On October 5, Mali’s interim president, retired colonel Bah Ndaw, announced his cabinet. As is frequent in West Africa, it is large, with twenty-five members.
It includes civilians from the country’s factions, including the perennially disaffected Tuaregs in the north, civil groups based in the capital, Bamako, and the armed factions that signed a peace agreement in 2015. But the key cabinet posts remain firmly in the hands of the military: defense, security, territorial administration, and national reconciliation. The responsibilities of defense and security are conventional, territorial administration is concerned with local government, while national reconciliation deals with ethnic issues. These ministers, along with the interim president, are active duty or retired army colonels.
The prime minister, the foreign minister, and the minister of justice are civilians. But, those ministries are relatively weak. It is hard not to see them and the other civilian ministers as largely window-dressing. Mali in effect has a military government.

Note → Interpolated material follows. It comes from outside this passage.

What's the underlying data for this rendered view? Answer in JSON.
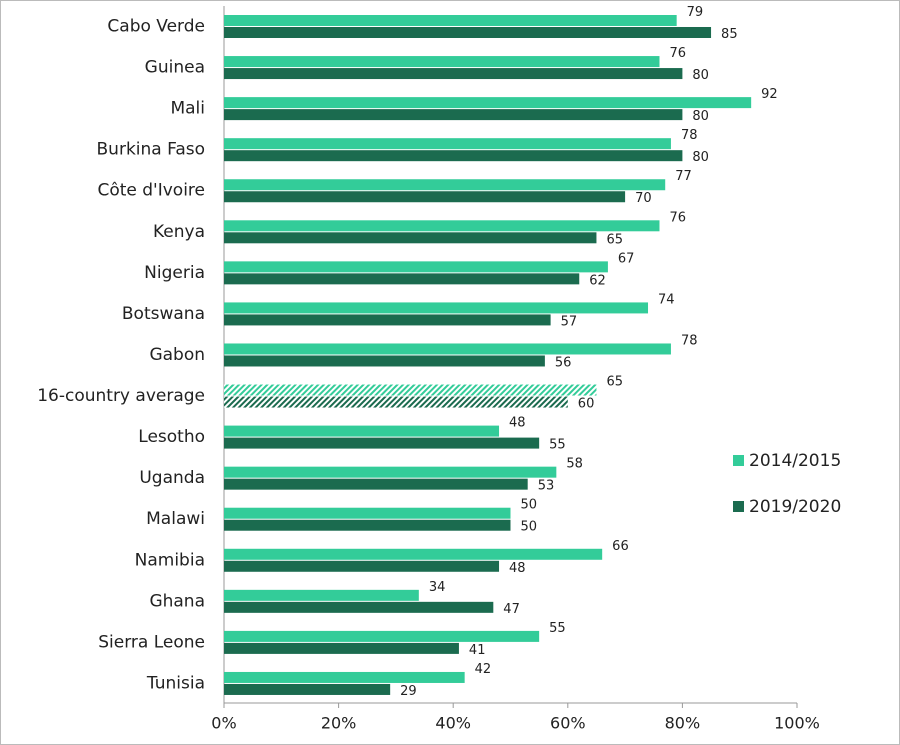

The government has agreed to the demand of the Economic Community of West African States (ECOWAS) for elections, and the restoration of civilian government will take place within eighteen months. Other ECOWAS demands have not been met, and ECOWAS sanctions remain in place. The media describes them as “crippling,” but their actual impact is probably exaggerated. There is, of course, no guarantee that the interim government will agree to leave power after eighteen months. If there is a positive aspect to the Mali cloud, it is that there is, at least, a recognizable government now in place. It remains to be seen what the jihadist radical groups will do now. Presumably, their goal remains unchanged: destruction of the government in Bamako, whether military or civilian.